Pierre Ceresole
Quotes of: Pierre Ceresole
For those who know of his life, Pierre Ceresole stands out among his contemporaries like the jagged, majestic Matterhorn of his native land. He was a seeker for Truth, a practicing Christian, an active pacifist, a convinced Quaker, a joyous worker, a keen thinker, a citizen of the world.
He was born in 1879 into a distinguished Swiss family and passed his student days in Lausanne, Goettingen and Zurich. In 1910 he resigned his post as a professor of mathematics to travel across the United States, earning his way as a day laborer. From there he journeyed to Hawaii and Japan, where he worked for two years as an engineer.
He returned to Switzerland with his horizon extended by travel, his sympathies deepened by contact with many kinds of people, and his thinking stimulated by the discovery of Emerson's writings. Renouncing militarism, he became a conscientious objector, refused to pay his military taxes and to serve in the Swiss army. He turned over his family inheritance to the government because he felt this was the right course for him. Frequent imprisonments were part of the price he paid for his convictions.

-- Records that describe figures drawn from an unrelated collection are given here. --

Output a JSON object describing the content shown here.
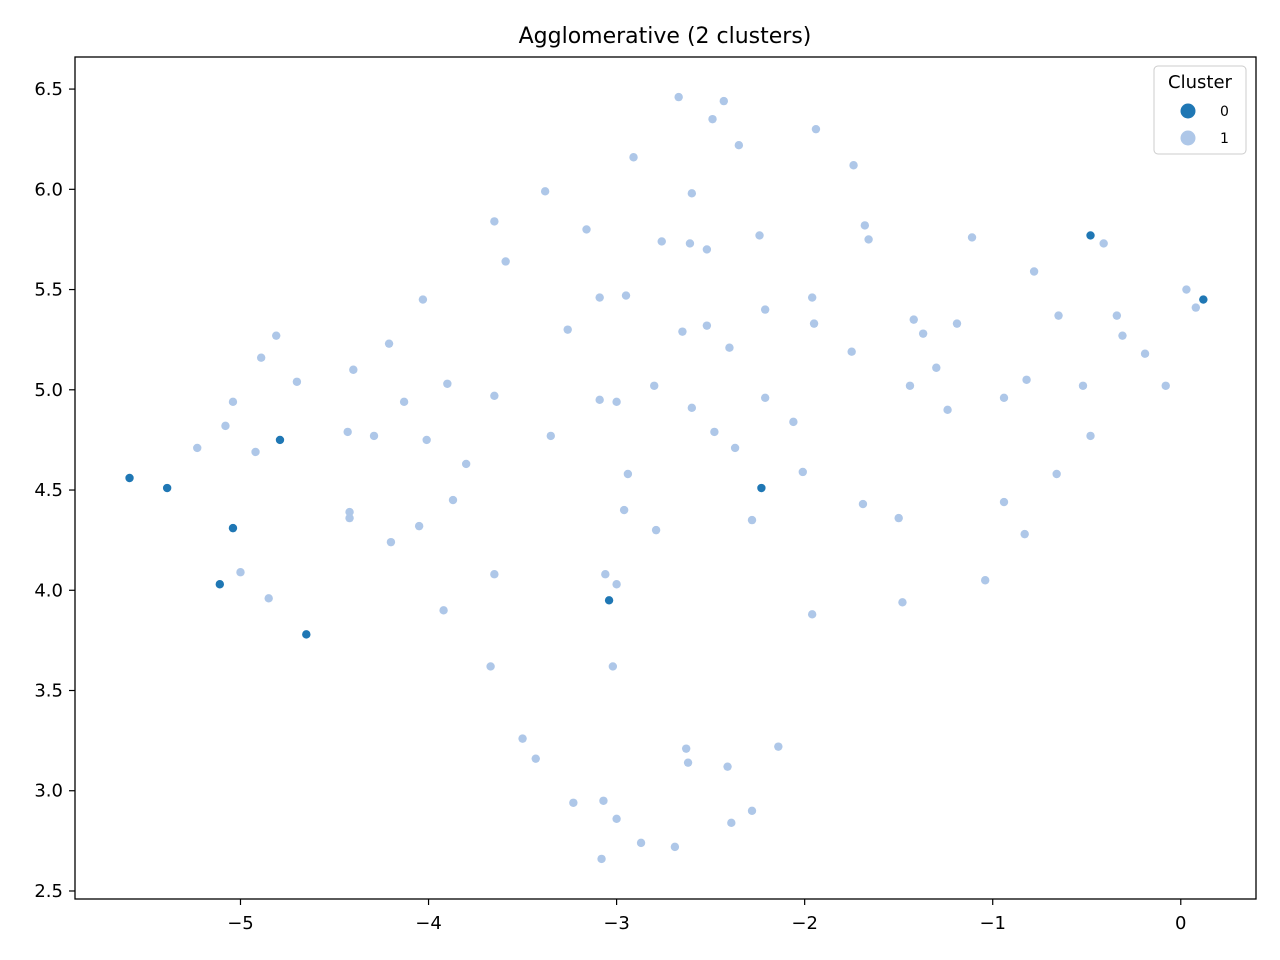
{
  "chart_data": {
    "type": "scatter",
    "title": "Agglomerative (2 clusters)",
    "xlabel": "",
    "ylabel": "",
    "xlim": [
      -5.88,
      0.4
    ],
    "ylim": [
      2.46,
      6.66
    ],
    "xticks": [
      -5,
      -4,
      -3,
      -2,
      -1,
      0
    ],
    "xtick_labels": [
      "−5",
      "−4",
      "−3",
      "−2",
      "−1",
      "0"
    ],
    "yticks": [
      2.5,
      3.0,
      3.5,
      4.0,
      4.5,
      5.0,
      5.5,
      6.0,
      6.5
    ],
    "ytick_labels": [
      "2.5",
      "3.0",
      "3.5",
      "4.0",
      "4.5",
      "5.0",
      "5.5",
      "6.0",
      "6.5"
    ],
    "grid": false,
    "legend": {
      "title": "Cluster",
      "position": "top-right"
    },
    "series": [
      {
        "name": "0",
        "color": "#1f77b4",
        "points": [
          [
            -5.59,
            4.56
          ],
          [
            -5.39,
            4.51
          ],
          [
            -4.79,
            4.75
          ],
          [
            -5.04,
            4.31
          ],
          [
            -5.11,
            4.03
          ],
          [
            -4.65,
            3.78
          ],
          [
            -3.04,
            3.95
          ],
          [
            -2.23,
            4.51
          ],
          [
            -0.48,
            5.77
          ],
          [
            0.12,
            5.45
          ]
        ]
      },
      {
        "name": "1",
        "color": "#aec7e8",
        "points": [
          [
            -2.67,
            6.46
          ],
          [
            -2.43,
            6.44
          ],
          [
            -2.49,
            6.35
          ],
          [
            -1.94,
            6.3
          ],
          [
            -2.35,
            6.22
          ],
          [
            -2.91,
            6.16
          ],
          [
            -1.74,
            6.12
          ],
          [
            -3.38,
            5.99
          ],
          [
            -2.6,
            5.98
          ],
          [
            -3.65,
            5.84
          ],
          [
            -3.16,
            5.8
          ],
          [
            -1.68,
            5.82
          ],
          [
            -1.66,
            5.75
          ],
          [
            -2.24,
            5.77
          ],
          [
            -2.76,
            5.74
          ],
          [
            -2.61,
            5.73
          ],
          [
            -2.52,
            5.7
          ],
          [
            -1.11,
            5.76
          ],
          [
            -0.41,
            5.73
          ],
          [
            -3.59,
            5.64
          ],
          [
            -0.78,
            5.59
          ],
          [
            0.03,
            5.5
          ],
          [
            -3.09,
            5.46
          ],
          [
            -2.95,
            5.47
          ],
          [
            -1.96,
            5.46
          ],
          [
            -4.03,
            5.45
          ],
          [
            -2.21,
            5.4
          ],
          [
            0.08,
            5.41
          ],
          [
            -0.34,
            5.37
          ],
          [
            -1.42,
            5.35
          ],
          [
            -0.65,
            5.37
          ],
          [
            -1.95,
            5.33
          ],
          [
            -1.19,
            5.33
          ],
          [
            -2.52,
            5.32
          ],
          [
            -3.26,
            5.3
          ],
          [
            -2.65,
            5.29
          ],
          [
            -1.37,
            5.28
          ],
          [
            -0.31,
            5.27
          ],
          [
            -4.81,
            5.27
          ],
          [
            -4.21,
            5.23
          ],
          [
            -2.4,
            5.21
          ],
          [
            -1.75,
            5.19
          ],
          [
            -0.19,
            5.18
          ],
          [
            -4.89,
            5.16
          ],
          [
            -1.3,
            5.11
          ],
          [
            -4.4,
            5.1
          ],
          [
            -4.7,
            5.04
          ],
          [
            -0.08,
            5.02
          ],
          [
            -3.9,
            5.03
          ],
          [
            -2.8,
            5.02
          ],
          [
            -1.44,
            5.02
          ],
          [
            -0.82,
            5.05
          ],
          [
            -0.52,
            5.02
          ],
          [
            -3.65,
            4.97
          ],
          [
            -5.04,
            4.94
          ],
          [
            -4.13,
            4.94
          ],
          [
            -3.09,
            4.95
          ],
          [
            -3.0,
            4.94
          ],
          [
            -2.21,
            4.96
          ],
          [
            -0.94,
            4.96
          ],
          [
            -2.6,
            4.91
          ],
          [
            -1.24,
            4.9
          ],
          [
            -5.08,
            4.82
          ],
          [
            -2.06,
            4.84
          ],
          [
            -4.43,
            4.79
          ],
          [
            -4.29,
            4.77
          ],
          [
            -3.35,
            4.77
          ],
          [
            -4.01,
            4.75
          ],
          [
            -2.48,
            4.79
          ],
          [
            -0.48,
            4.77
          ],
          [
            -5.23,
            4.71
          ],
          [
            -4.92,
            4.69
          ],
          [
            -2.37,
            4.71
          ],
          [
            -3.8,
            4.63
          ],
          [
            -2.01,
            4.59
          ],
          [
            -2.94,
            4.58
          ],
          [
            -0.66,
            4.58
          ],
          [
            -3.87,
            4.45
          ],
          [
            -1.69,
            4.43
          ],
          [
            -0.94,
            4.44
          ],
          [
            -4.42,
            4.39
          ],
          [
            -4.42,
            4.36
          ],
          [
            -2.96,
            4.4
          ],
          [
            -1.5,
            4.36
          ],
          [
            -2.28,
            4.35
          ],
          [
            -4.05,
            4.32
          ],
          [
            -2.79,
            4.3
          ],
          [
            -0.83,
            4.28
          ],
          [
            -4.2,
            4.24
          ],
          [
            -5.0,
            4.09
          ],
          [
            -3.65,
            4.08
          ],
          [
            -3.06,
            4.08
          ],
          [
            -1.04,
            4.05
          ],
          [
            -3.0,
            4.03
          ],
          [
            -4.85,
            3.96
          ],
          [
            -1.48,
            3.94
          ],
          [
            -3.92,
            3.9
          ],
          [
            -1.96,
            3.88
          ],
          [
            -3.67,
            3.62
          ],
          [
            -3.02,
            3.62
          ],
          [
            -3.5,
            3.26
          ],
          [
            -2.63,
            3.21
          ],
          [
            -2.14,
            3.22
          ],
          [
            -3.43,
            3.16
          ],
          [
            -2.62,
            3.14
          ],
          [
            -2.41,
            3.12
          ],
          [
            -3.23,
            2.94
          ],
          [
            -3.07,
            2.95
          ],
          [
            -2.28,
            2.9
          ],
          [
            -3.0,
            2.86
          ],
          [
            -2.39,
            2.84
          ],
          [
            -2.87,
            2.74
          ],
          [
            -2.69,
            2.72
          ],
          [
            -3.08,
            2.66
          ]
        ]
      }
    ]
  }
}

Contact with like-minded pacifists quickened his search for the "moral equivalent for war," resulting in his creation of "Service Civil" with its emphasis upon constructive, voluntary service for peace through international work camps in devastated and conflict areas. To this positive pacifist program he devoted most of his energy until his death in 1945.
Pierre Ceresole was a dreamer, but a dreamer with a spade.